BA with Oral Messages(2) How it works. Disloyal generals have corrupt soldiers. Orders are distributed by exchange of messages, corrupt soldiers violate protocol at will. But corrupt soldiers can’t intercept and modify messages between loyal generals. The gong sounds slowly: there is ample time for exchange of messages. Commanding general sends his order. Then all other generals relay to all what they received.

BA with Oral Messages(3) Limitations Let t be the maximum number of faulty processes (disloyal generals). Byzantine agreement is not possible with fewer than 3t+1 processes Same result holds for fault-tolerant consensus in the Byzantine model

Byzantine Consensus Oral Messages(1) The Byzantine generals problem for 3 loyal generals and1 traitor. a)The generals announce their troop strengths (in units of 1 kilosoldiers) to all other generals. b)The vectors that each general assembles based on (a) c)Additional vectors that each general receives in next round (all send what they received to all). Decide by majority.

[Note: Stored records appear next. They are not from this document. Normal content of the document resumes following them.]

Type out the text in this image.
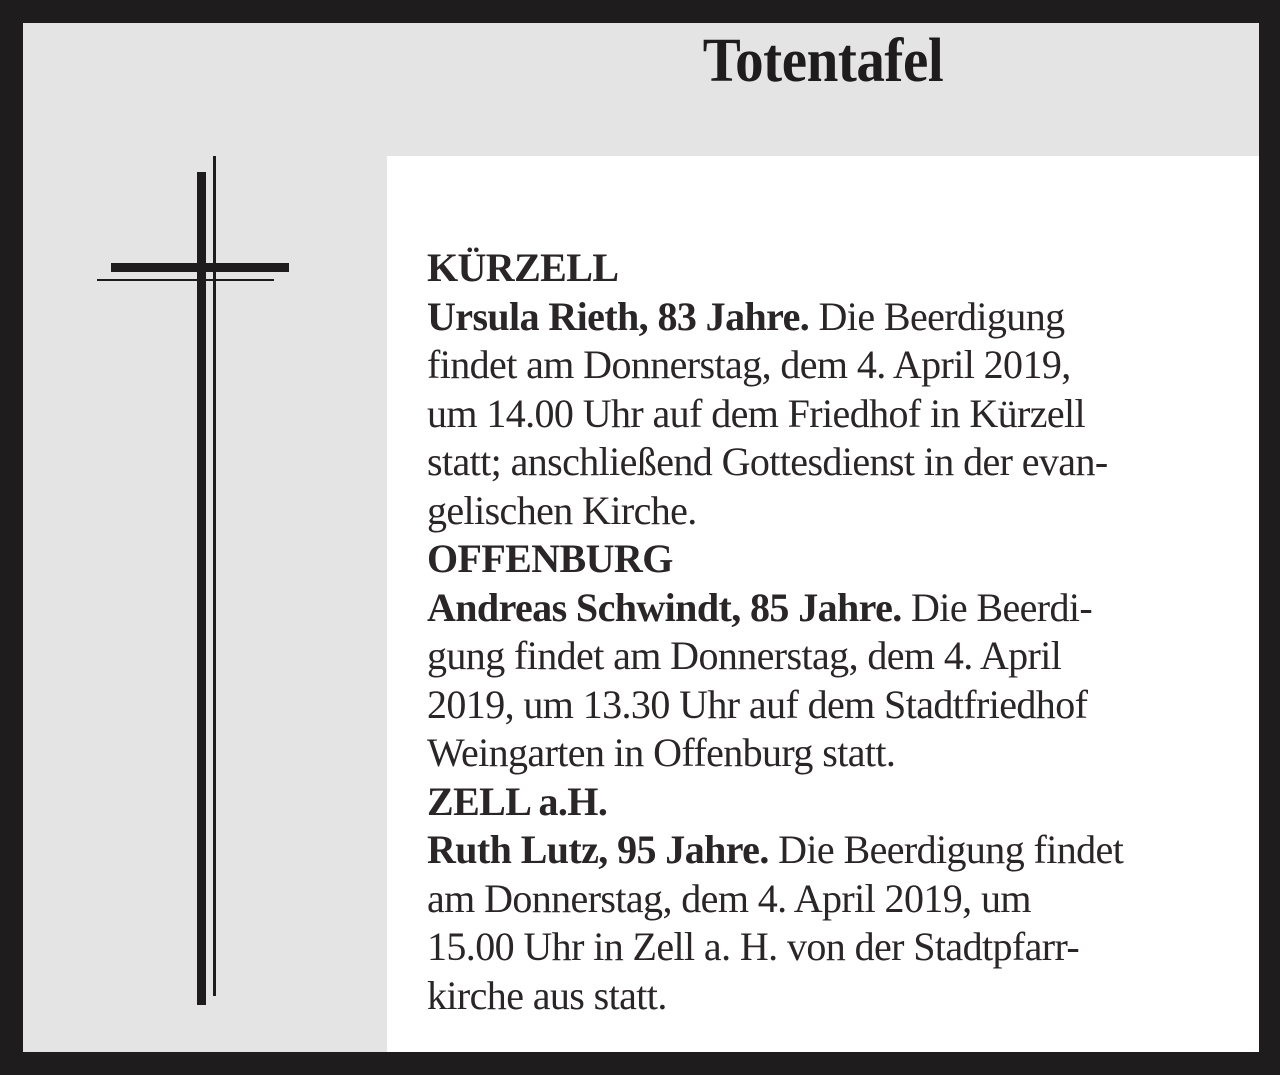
Totentafel
KÜRZELL
Ursula Rieth, 83 Jahre. Die Beerdigung
findet am Donnerstag, dem 4. April 2019,
um 14.00 Uhr auf dem Friedhof in Kürzell
statt; anschließend Gottesdienst in der evan-
gelischen Kirche.
OFFENBURG
Andreas Schwindt, 85 Jahre. Die Beerdi-
gung findet am Donnerstag, dem 4. April
2019, um 13.30 Uhr auf dem Stadtfriedhof
Weingarten in Offenburg statt.
ZELL a.H.
Ruth Lutz, 95 Jahre. Die Beerdigung findet
am Donnerstag, dem 4. April 2019, um
15.00 Uhr in Zell a. H. von der Stadtpfarr-
kirche aus statt.
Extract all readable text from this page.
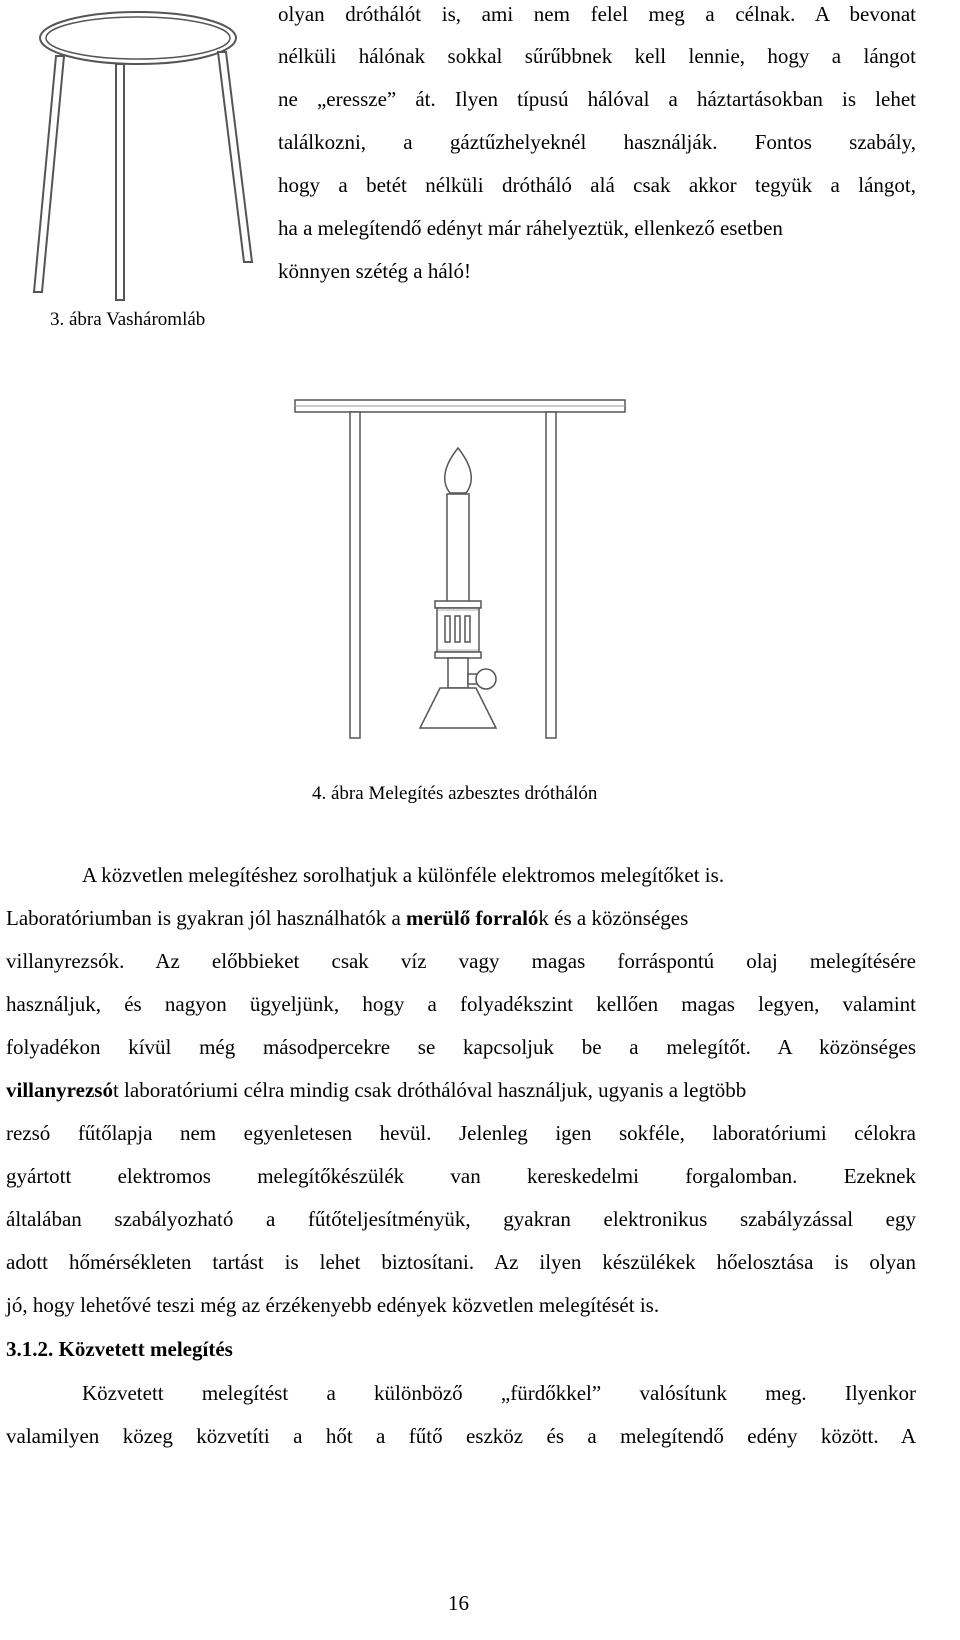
3. ábra Vasháromláb
olyan dróthálót is, ami nem felel meg a célnak. A bevonat
nélküli hálónak sokkal sűrűbbnek kell lennie, hogy a lángot
ne „eressze” át. Ilyen típusú hálóval a háztartásokban is lehet
találkozni, a gáztűzhelyeknél használják. Fontos szabály,
hogy a betét nélküli drótháló alá csak akkor tegyük a lángot,
ha a melegítendő edényt már ráhelyeztük, ellenkező esetben
könnyen szétég a háló!
4. ábra Melegítés azbesztes dróthálón
A közvetlen melegítéshez sorolhatjuk a különféle elektromos melegítőket is.
Laboratóriumban is gyakran jól használhatók a merülő forralók és a közönséges
villanyrezsók. Az előbbieket csak víz vagy magas forráspontú olaj melegítésére
használjuk, és nagyon ügyeljünk, hogy a folyadékszint kellően magas legyen, valamint
folyadékon kívül még másodpercekre se kapcsoljuk be a melegítőt. A közönséges
villanyrezsót laboratóriumi célra mindig csak dróthálóval használjuk, ugyanis a legtöbb
rezsó fűtőlapja nem egyenletesen hevül. Jelenleg igen sokféle, laboratóriumi célokra
gyártott elektromos melegítőkészülék van kereskedelmi forgalomban. Ezeknek
általában szabályozható a fűtőteljesítményük, gyakran elektronikus szabályzással egy
adott hőmérsékleten tartást is lehet biztosítani. Az ilyen készülékek hőelosztása is olyan
jó, hogy lehetővé teszi még az érzékenyebb edények közvetlen melegítését is.
3.1.2. Közvetett melegítés
Közvetett melegítést a különböző „fürdőkkel” valósítunk meg. Ilyenkor
valamilyen közeg közvetíti a hőt a fűtő eszköz és a melegítendő edény között. A
16
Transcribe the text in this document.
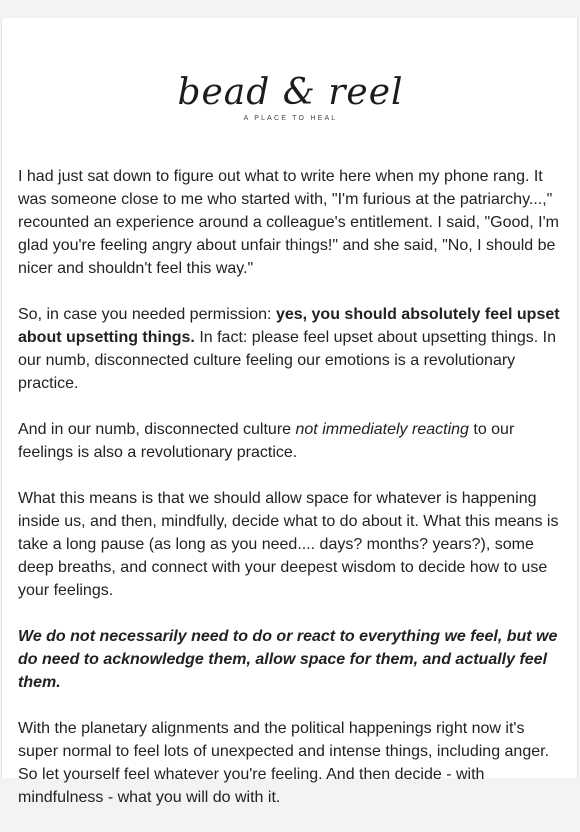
bead & reel
A PLACE TO HEAL

I had just sat down to figure out what to write here when my phone rang. It was someone close to me who started with, "I'm furious at the patriarchy...," recounted an experience around a colleague's entitlement. I said, "Good, I'm glad you're feeling angry about unfair things!" and she said, "No, I should be nicer and shouldn't feel this way."

So, in case you needed permission: yes, you should absolutely feel upset about upsetting things. In fact: please feel upset about upsetting things. In our numb, disconnected culture feeling our emotions is a revolutionary practice.

And in our numb, disconnected culture not immediately reacting to our feelings is also a revolutionary practice.

What this means is that we should allow space for whatever is happening inside us, and then, mindfully, decide what to do about it. What this means is take a long pause (as long as you need.... days? months? years?), some deep breaths, and connect with your deepest wisdom to decide how to use your feelings.

We do not necessarily need to do or react to everything we feel, but we do need to acknowledge them, allow space for them, and actually feel them.

With the planetary alignments and the political happenings right now it's super normal to feel lots of unexpected and intense things, including anger. So let yourself feel whatever you're feeling. And then decide - with mindfulness - what you will do with it.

ByzantineConsensus Oral Messages(2) The same as in previous slide, except now with 2 loyal generals and one traitor. Majority decision does not guarantee consensus.

BA with Signed Messages (1) Faulty process can send arbitrary message, but cannot forge signatures. All messages are digitally signed for authentication. Assume at most f faulty nodes. At the start, coordinator sends signed message to each node. Each process at round I –endorses (authenticate) and forwards all messages received in round I-1

BA with Signed Messages (2) At round f+1, either: –1 value endorsed by at least f+1 nodes, decide majority –else, coordinator is faulty If coordinator is faulty: –either abort, –or retry after leader election to choose new coordinator f+1 rounds proven to be necessary and sufficient. Must have f+2 processes.

Consensus in Asynchronous Systems All of the preceding agreement and consensus algorithms are for synchronous systems, that is the algorithm works by sending messages in rounds or phases. What about Byzantine Consensus in an asynchronous system? Provably impossible [FLP1985]

Client-Server Communications Possible problems: 1. client unable to locate server 2. request message from client to server gets lost 3. server crashes after receiving request 4. reply message from the server to client is lost 5. client crashes after sending request client server

Client-Server Communications Possible Solutions 1. client cannot locate server: client reports exception to user. 2. Request message lost: use timeouts and message numbers 3. Server crashes: client cannot distinguish #2,3, and 4. What to do? Application dependent. 4. Reply lost: see #3: timeout and try again (resend original request and hope that it is recognized as a duplicate and that reply needs to be sent again).

Client-Server Communications 5. Client crashes before reply is received; resources are locked up; orphan processes may exist. Upon recovery, release resources and kill processes? Solution 1 "log and exterminate", keep log of activity and write to stable storage before you send each request - drawback: expense of writing to disk. Solution 2 "reincarnation": release everything, kill local processes, broadcast msg to kill orphans associated with this process. Solution 3 "gentle reincarnation": remote process killed if owner cannot be found. Solution 4 "expiration": remote processes get a timeout value, if not renewed, they can be killed.